Mobilisation of the European Globalisation Adjustment Fund: redundancies in the machinery sector in Belgium

2018/2043(BUD)

The European Parliament adopted by 545 votes to 94, with 12 abstentions, a resolution on the proposal for a decision of the European Parliament and of the Council on the mobilisation of the European Globalisation Adjustment Fund (application from Belgium – EGF/2017/010 BE/Caterpillar).

Parliament approved the proposal for a decision to mobilise the EGF to provide a financial contribution of EUR 4 621 616 in commitment and payment appropriations to assist Belgium in the event of redundancies in the machinery sector.

As a reminder, the application for financial assistance from the EGF was submitted by Belgium on 18 December 2017 following 2 287 redundancies at Caterpillar Solar Gosselies (Caterpillar) and five of its suppliers in the machinery and equipment manufacturing sector in Hainaut province.

Parliament noted the following points:

Reason for the redundancies: Belgium argued that the redundancies are linked to major structural changes in world trade patterns due to globalisation, to worldwide competition in the construction and mining machinery sectors, and to the consequent decrease in the Caterpillar Group’s share in the machinery market.

While being aware of the decline in production of the mining sector in Europe and the dramatic decline in EU-28 exports in that sector since 2014, the increase in the European steel price and the high production costs for machines resulting therefrom, in particular compared to China, Parliament regretted that the Caterpillar Group has decided to allocate the volumes produced in the Gosselies plant to other production units in France (Grenoble) and to other plants outside Europe, including China and South Korea, which resulted in an abrupt shut down of the Gosselies site and the making redundant of 2 300 workers.

Members also deplored that the workers of the Gosselies site were informed of the closure of the site by a simple communiqué and deplored the fact that this brutal decision was not made in consultation with the local and regional authorities. They recalled that the redundancies in Caterpillar are expected to have a significant negative effect on the local economy while stressing the importance of strengthening the supply of information to and consultation with workers in the Union. They insisted on the mitigation of the socio-economic consequences for the Charleroi region.

Proposed measures: Belgium is planning five types of actions for the redundant workers and young people under the age of 30 not in employment, education or training (NEETs) (i) individual job search assistance, case management and general information services, (ii) training and re-training, (iii) promotion of entrepreneurship, (iv) contribution to business start-up, (v) allowances.

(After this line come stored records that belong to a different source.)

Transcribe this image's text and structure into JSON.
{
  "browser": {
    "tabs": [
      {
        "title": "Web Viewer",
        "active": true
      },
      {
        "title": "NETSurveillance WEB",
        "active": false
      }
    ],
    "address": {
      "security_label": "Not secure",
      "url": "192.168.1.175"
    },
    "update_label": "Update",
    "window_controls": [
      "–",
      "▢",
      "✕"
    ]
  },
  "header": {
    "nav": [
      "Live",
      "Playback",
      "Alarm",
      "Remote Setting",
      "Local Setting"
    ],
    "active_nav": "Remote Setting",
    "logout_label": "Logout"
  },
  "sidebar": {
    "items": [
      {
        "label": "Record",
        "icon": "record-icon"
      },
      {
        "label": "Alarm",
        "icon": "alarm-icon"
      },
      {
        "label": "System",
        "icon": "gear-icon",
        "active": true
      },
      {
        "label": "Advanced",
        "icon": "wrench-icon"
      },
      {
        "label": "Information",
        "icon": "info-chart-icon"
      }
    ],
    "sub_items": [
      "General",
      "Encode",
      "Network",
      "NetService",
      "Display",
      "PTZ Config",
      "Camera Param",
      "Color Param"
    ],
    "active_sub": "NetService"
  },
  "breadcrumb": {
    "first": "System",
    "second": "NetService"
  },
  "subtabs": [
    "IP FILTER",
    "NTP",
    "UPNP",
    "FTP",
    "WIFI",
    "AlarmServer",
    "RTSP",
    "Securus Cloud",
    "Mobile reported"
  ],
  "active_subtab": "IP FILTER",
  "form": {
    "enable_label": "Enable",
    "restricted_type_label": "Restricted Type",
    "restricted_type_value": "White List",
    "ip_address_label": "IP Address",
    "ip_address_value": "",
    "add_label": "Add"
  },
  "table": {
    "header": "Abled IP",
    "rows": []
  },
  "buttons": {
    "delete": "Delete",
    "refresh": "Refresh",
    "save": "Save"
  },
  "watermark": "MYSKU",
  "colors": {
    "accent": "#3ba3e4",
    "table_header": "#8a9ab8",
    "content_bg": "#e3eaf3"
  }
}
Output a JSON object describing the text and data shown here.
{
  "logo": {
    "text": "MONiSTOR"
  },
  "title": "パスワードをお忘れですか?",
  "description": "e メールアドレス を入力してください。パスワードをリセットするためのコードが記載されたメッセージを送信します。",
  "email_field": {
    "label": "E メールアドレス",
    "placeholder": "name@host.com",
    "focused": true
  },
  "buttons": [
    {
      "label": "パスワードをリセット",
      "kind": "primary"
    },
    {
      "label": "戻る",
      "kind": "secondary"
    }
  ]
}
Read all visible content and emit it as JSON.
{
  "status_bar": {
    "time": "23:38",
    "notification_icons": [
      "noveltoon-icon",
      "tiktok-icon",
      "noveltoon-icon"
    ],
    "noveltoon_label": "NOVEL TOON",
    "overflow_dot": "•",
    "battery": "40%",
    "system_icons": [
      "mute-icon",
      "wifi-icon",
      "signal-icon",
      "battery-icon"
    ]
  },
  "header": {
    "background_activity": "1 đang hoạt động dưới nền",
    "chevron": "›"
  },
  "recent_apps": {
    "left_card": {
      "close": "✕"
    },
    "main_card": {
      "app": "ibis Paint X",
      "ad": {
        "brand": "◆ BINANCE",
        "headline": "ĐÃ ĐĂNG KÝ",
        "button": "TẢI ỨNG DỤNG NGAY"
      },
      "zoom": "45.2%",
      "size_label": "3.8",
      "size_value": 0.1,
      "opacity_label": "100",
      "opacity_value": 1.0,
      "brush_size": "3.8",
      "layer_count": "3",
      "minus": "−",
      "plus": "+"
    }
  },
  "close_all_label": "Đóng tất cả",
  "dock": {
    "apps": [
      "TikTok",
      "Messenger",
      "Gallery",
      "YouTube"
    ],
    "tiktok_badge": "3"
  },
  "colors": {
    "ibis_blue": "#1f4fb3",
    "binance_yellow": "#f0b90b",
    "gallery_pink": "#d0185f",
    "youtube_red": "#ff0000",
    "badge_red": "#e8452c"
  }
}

Parliament welcomed that the income support measures will account for 13.68 % of the overall package of personalised measures, well below the maximum 35 % set out in the EGF Regulation. It welcomed the fact that the coordinated package of personalised services was drawn up in consultation with a working group, which included the Public Employment Service for Wallonia, the investment fund SOGEPA, the representatives of the trade unions and other social partners.

According to Parliament, the design of the coordinated package of personalised services should anticipate future labour market perspectives and required skills and should be compatible with the shift towards a resource-efficient and sustainable economy.

Beneficiaries: the resolution stressed that the majority of workers are between 30 and 54 years of age and that more than 11 % of the redundant workers are between 55 and 64 years of age with skills specific to the manufacturing sector. It welcomed the fact that personalised services co-financed by the EGF will also be provided to up to 300 young people under the age of 30 not in employment, education or training (NEETs).

On a general note, Parliament recalled its resolution of 5 October 2016 on the need for a genuine industrial policy based in particular on research and development and innovation, while emphasising the importance of protecting Union industry from unfair commercial practices in third countries.

The Commission is called on to: (i) urge national authorities to provide more details, in future proposals, on the sectors which have growth prospects and are therefore likely to hire people, as well as to; (ii) gather substantiated data on the impact of the EGF funding, including on the quality of jobs and the reintegration rate achieved through the EGF.